When completed, the Ivanpah Solar Electric Generating System (ISEGS) in California’s Mojave Desert will look striking and reduce carbon dioxide (CO2) emissions by more than 400,000 tons per year. The ISEGS innovations will also provide much-needed power during the peak hours of the day to more than 140,000 homes in California.
ISEGS is currently the largest solar plant under construction in the world. It is a 392-MW gross solar complex using more than 300,000 garage-door-size mirrors to focus the power of the sun on solar receivers atop power towers. The solar receivers are like traditional boilers, turned inside out. The project is located about five miles from the California-Nevada border on federal land managed by the Bureau of Land Management.
BrightSource Energy designed the proprietary solar thermal energy system, which generates power the same way as traditional power plants — by creating high-temperature steam to turn a turbine. However, instead of using fossil fuels or nuclear power to create the steam, the system uses the sun’s energy.
The ISEGS complex is comprised of three separate plants to be built in phases between 2010 and 2013, and will use BrightSource Energy’s Luz Power Tower solar thermal technology. The Ivanpah facility is the first BrightSource solar power plant to utilize this type of technology.
Partnering for a unique grade control technology solution
Bechtel, the San Francisco-based engineering, construction, and procurement firm, is responsible for managing the construction process of the ISEGS project.

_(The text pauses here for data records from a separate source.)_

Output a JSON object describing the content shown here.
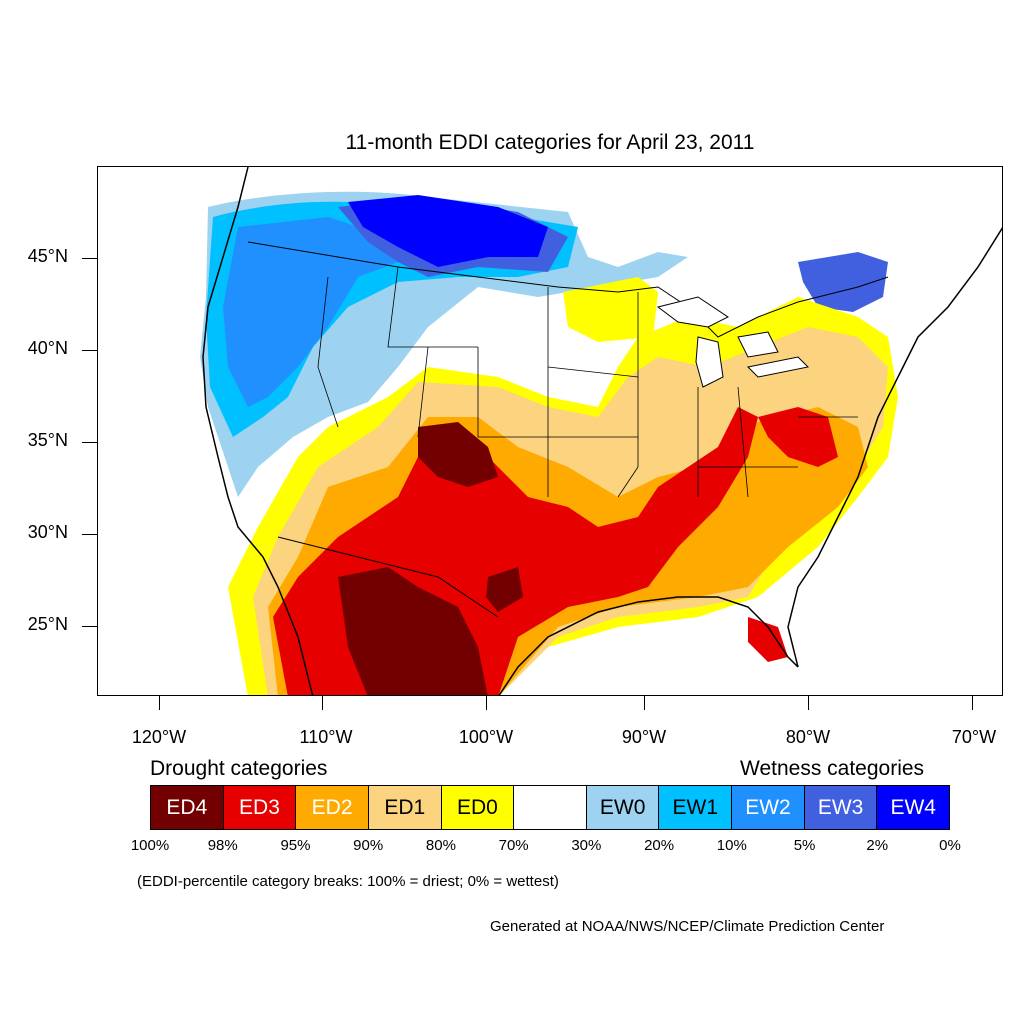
{
  "title": "11-month EDDI categories for April 23, 2011",
  "y_axis_labels": [
    "45°N",
    "40°N",
    "35°N",
    "30°N",
    "25°N"
  ],
  "x_axis_labels": [
    "120°W",
    "110°W",
    "100°W",
    "90°W",
    "80°W",
    "70°W"
  ],
  "legend": {
    "drought_heading": "Drought categories",
    "wetness_heading": "Wetness categories",
    "categories": [
      {
        "label": "ED4",
        "color": "#730000",
        "text_color": "#ffffff"
      },
      {
        "label": "ED3",
        "color": "#e60000",
        "text_color": "#ffffff"
      },
      {
        "label": "ED2",
        "color": "#ffaa00",
        "text_color": "#ffffff"
      },
      {
        "label": "ED1",
        "color": "#fcd37f",
        "text_color": "#000000"
      },
      {
        "label": "ED0",
        "color": "#ffff00",
        "text_color": "#000000"
      },
      {
        "label": "",
        "color": "#ffffff",
        "text_color": "#000000"
      },
      {
        "label": "EW0",
        "color": "#9dd3f0",
        "text_color": "#000000"
      },
      {
        "label": "EW1",
        "color": "#00c0ff",
        "text_color": "#000000"
      },
      {
        "label": "EW2",
        "color": "#2090ff",
        "text_color": "#ffffff"
      },
      {
        "label": "EW3",
        "color": "#4060e0",
        "text_color": "#ffffff"
      },
      {
        "label": "EW4",
        "color": "#0000ff",
        "text_color": "#ffffff"
      }
    ],
    "percentiles": [
      "100%",
      "98%",
      "95%",
      "90%",
      "80%",
      "70%",
      "30%",
      "20%",
      "10%",
      "5%",
      "2%",
      "0%"
    ]
  },
  "note": "(EDDI-percentile category breaks: 100% = driest; 0% = wettest)",
  "credit": "Generated at NOAA/NWS/NCEP/Climate Prediction Center"
}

The firm has more than 2,000 employees working on the site.
“I worked with grade control technology in the past and felt comfortable soliciting input early in the process to see if there might be an efficient GPS machine control solution for building the solar fields,” states Mark Wagner, lead area superintendent with Bechtel. “We were looking at the precision placement of 173,500 pylons scattered over 3,600 acres, so traditional staking would be incredibly time consuming and very costly.”
It was clear that the ISEGS project would be more than a typical machine control system project, so Dave George, commercial manager-worldwide with Trimble brought in the local Trimble dealer and appropriate product and machine experts from within Trimble, including personnel from the U.S., New Zealand, and Holland. The project required a highly customized solution.

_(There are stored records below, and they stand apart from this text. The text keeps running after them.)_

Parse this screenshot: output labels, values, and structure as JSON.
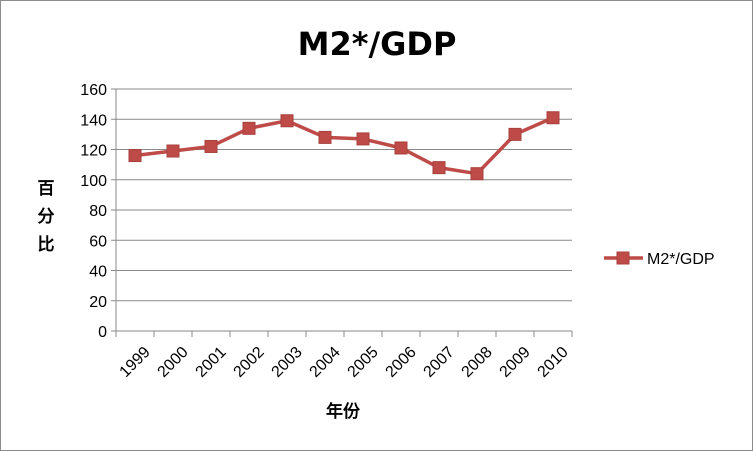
{
  "chart_data": {
    "type": "line",
    "title": "M2*/GDP",
    "xlabel": "年份",
    "ylabel": "百分比",
    "ylabel_chars": [
      "百",
      "分",
      "比"
    ],
    "categories": [
      "1999",
      "2000",
      "2001",
      "2002",
      "2003",
      "2004",
      "2005",
      "2006",
      "2007",
      "2008",
      "2009",
      "2010"
    ],
    "series": [
      {
        "name": "M2*/GDP",
        "values": [
          116,
          119,
          122,
          134,
          139,
          128,
          127,
          121,
          108,
          104,
          130,
          141
        ],
        "color": "#be4b48"
      }
    ],
    "yticks": [
      "0",
      "20",
      "40",
      "60",
      "80",
      "100",
      "120",
      "140",
      "160"
    ],
    "ylim": [
      0,
      160
    ],
    "grid": true,
    "legend_position": "right",
    "marker": "square"
  }
}
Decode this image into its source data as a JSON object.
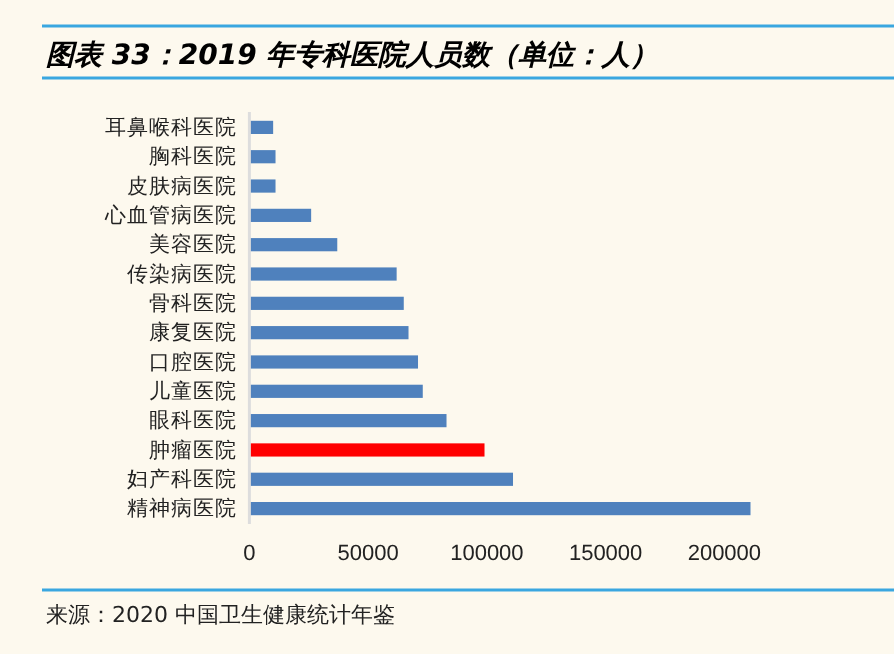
{
  "chart_data": {
    "type": "bar",
    "orientation": "horizontal",
    "title": "图表 33：2019 年专科医院人员数（单位：人）",
    "categories": [
      "耳鼻喉科医院",
      "胸科医院",
      "皮肤病医院",
      "心血管病医院",
      "美容医院",
      "传染病医院",
      "骨科医院",
      "康复医院",
      "口腔医院",
      "儿童医院",
      "眼科医院",
      "肿瘤医院",
      "妇产科医院",
      "精神病医院"
    ],
    "values": [
      10000,
      11000,
      11000,
      26000,
      37000,
      62000,
      65000,
      67000,
      71000,
      73000,
      83000,
      99000,
      111000,
      211000
    ],
    "colors": [
      "#4f81bd",
      "#4f81bd",
      "#4f81bd",
      "#4f81bd",
      "#4f81bd",
      "#4f81bd",
      "#4f81bd",
      "#4f81bd",
      "#4f81bd",
      "#4f81bd",
      "#4f81bd",
      "#ff0000",
      "#4f81bd",
      "#4f81bd"
    ],
    "xlim": [
      0,
      215000
    ],
    "xticks": [
      0,
      50000,
      100000,
      150000,
      200000
    ],
    "grid": false,
    "annotations": [
      "来源：2020 中国卫生健康统计年鉴"
    ]
  }
}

The three parties — Bechtel, Trimble, and the local Trimble dealer, Cashman Equipment Company — determined that an excavator-mounted vibratory hammer could work if the Trimble technology and custom attachment could work together. They travelled to vibratory hammer manufacturer, Hercules Machinery Company (HMC), headquarters in Fort Wayne, Indiana, to create a custom vibratory hammer that could be mounted to a long reach excavator, with the ability to traverse the ephemeral washes of the site and still meet the tight tolerances required for the pylon insertion.
Trimble experts recognized that determining the exact location points for the pylons with the machine — not with surveyors — was the most effective solution … a solution that was found in an unconventional source.
Reducing environmental impact is a priority
“We were looking at 173,500 holes that needed to be drilled and the same number of pylons that needed to be inserted,” Wagner says. “The rigs had to have the accuracy of a surveyor’s rod AND the ability to collect the pylon’s ‘as-built’ data.” The answer came from Trimble, who had experience with Trimble HYDROpro Construction Software, a software package for specialized waterway and coastal construction tasks that require precise point positioning.
HYDROpro Construction’s pile feature is used for precise pile positioning applications for bridge and wharf construction. Trimble engineers were able to modify this powerful construction software for use on the Mojave Desert site where water is scarce and the average annual rainfall is less than five inches.